Bagley was an enthusiastic supporter of prohibition, and used his gubernatorial powers to persuade his fellow citizens of what he perceived as the evils of drink. Retiring to business and private life after his years in public office, Bagley had little time to enjoy the fruits of his commercial success, dying at the age of 49 in 1881. His widow, Frances Newberry, the daughter of a pioneering Michigan missionary and one of the founders of the University of Michigan, survived her husband by 50 years and became a leader among business women in Michigan, helping to establish the Young Women’s Club of Detroit that offered financial assistance to women starting business careers.

John Bagley’s name was immortalized by the naming of Bagley Street in his honor. Additionally, at the news of his death the Detroit News led an effort that raised $1,900 from its readers for the production of a statue of Bagley that stood on Campus Martius (near the present-day Kern Block) until the 1920s when it was given to The Detroit Institute of Arts to make room for commercial development on the site. Bagley also provided in his will for the erection of a public drinking fountain. Designed by the famed architect Henry Hobson Richardson (whose style of public architecture is seen most notably throughout Chicago’s business districts), the fountain still stands in downtown Detroit, an odd tribute to a man whose company produced a product that necessitated spitting!

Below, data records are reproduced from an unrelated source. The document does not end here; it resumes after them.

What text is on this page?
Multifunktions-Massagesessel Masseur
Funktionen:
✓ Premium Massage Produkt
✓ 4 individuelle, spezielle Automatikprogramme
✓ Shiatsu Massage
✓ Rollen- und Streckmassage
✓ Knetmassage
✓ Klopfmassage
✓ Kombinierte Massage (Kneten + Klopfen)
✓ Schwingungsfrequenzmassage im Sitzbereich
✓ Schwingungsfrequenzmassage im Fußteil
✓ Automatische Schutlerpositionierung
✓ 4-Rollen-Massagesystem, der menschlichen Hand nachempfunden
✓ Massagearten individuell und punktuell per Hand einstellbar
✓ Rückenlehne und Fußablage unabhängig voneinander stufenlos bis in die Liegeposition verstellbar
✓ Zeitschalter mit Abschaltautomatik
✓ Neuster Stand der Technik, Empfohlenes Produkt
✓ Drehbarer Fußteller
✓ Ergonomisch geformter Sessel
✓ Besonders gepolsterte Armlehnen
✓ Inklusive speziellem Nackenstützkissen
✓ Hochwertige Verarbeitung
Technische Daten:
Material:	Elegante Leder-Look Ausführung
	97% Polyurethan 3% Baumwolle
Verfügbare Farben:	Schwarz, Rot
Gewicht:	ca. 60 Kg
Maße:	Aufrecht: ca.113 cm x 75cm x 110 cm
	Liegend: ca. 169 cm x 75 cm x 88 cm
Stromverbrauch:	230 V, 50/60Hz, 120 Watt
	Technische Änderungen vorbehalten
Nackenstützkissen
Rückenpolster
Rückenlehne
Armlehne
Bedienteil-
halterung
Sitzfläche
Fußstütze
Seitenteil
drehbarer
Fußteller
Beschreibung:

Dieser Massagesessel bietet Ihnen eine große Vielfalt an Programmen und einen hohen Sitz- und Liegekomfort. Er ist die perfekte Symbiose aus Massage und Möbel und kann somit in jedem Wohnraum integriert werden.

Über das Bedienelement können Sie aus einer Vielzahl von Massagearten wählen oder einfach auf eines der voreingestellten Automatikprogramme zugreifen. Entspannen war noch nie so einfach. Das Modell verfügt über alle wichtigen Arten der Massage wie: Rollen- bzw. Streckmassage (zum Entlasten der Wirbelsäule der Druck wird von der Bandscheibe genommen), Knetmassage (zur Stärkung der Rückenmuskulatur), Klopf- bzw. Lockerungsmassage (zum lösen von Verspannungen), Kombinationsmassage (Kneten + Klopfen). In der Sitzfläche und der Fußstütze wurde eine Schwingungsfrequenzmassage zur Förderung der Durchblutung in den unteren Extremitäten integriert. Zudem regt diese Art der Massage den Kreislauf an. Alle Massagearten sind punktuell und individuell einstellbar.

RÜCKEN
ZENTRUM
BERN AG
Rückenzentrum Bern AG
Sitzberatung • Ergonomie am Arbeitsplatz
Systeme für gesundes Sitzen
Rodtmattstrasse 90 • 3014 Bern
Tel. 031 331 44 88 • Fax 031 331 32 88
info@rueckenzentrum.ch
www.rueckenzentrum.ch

The year 1937 was one of serious labor-industrial strife in Detroit, beginning with the famous General Motors Sit-down Strike of 1936-1937, in which the fledgling United Automobile Workers union brought mighty General Motors to a standstill and prompted the first labor agreement between the UAW and a Michigan automobile manufacturer. Many automobile companies followed suit, as the mere threat of a sit-down strike led them to the bargaining tables.

“Sitdowning” became a popular tactic among disgruntled workers, especially among the predominately female work force of Detroit’s tobacco companies. The most famous of the tobacco sit-down strikes took place at the Bernard Schwartz Company, founded in 1895 by its namesake, a Jewish immigrant.

Employing 400 in the manufacture of R.J. Dun Cigars, the company was one of Detroit’s well-known family-owned enterprises. When its workers sat down on their jobs in the spring of 1937, the Schwartz family turned to Detroit’s municipal leaders for assistance in removing the sit-downers from the shop.

The Detroit Police Deparment responded with heavily-armed officers whose brutal tactics in clearing the Schwartz factory was captured in newspaper photographs of the day and led to a labor-organized public protest in late March 1937 in Cadillac Square, the city’s largest outdoor gathering spot and a traditional area for public protests for generations of Detroiters.

Detroit’s tobacco industry began to die out toward the middle of the 20th century. By 1956 only three cigar manufacturers were listed in Detroit’s business directories, and by 1964 there was only one. Competition from enterprises elsewhere in the country, especially Ybor City, Florida, where Cuban immigrants made that city a center of American production of Cuban cigars, helped to close out Detroit’s years as the nation’s leading tobacco producer.


Image Cigar workers sit down at the Mozier Cressman Cigar Company in 1937.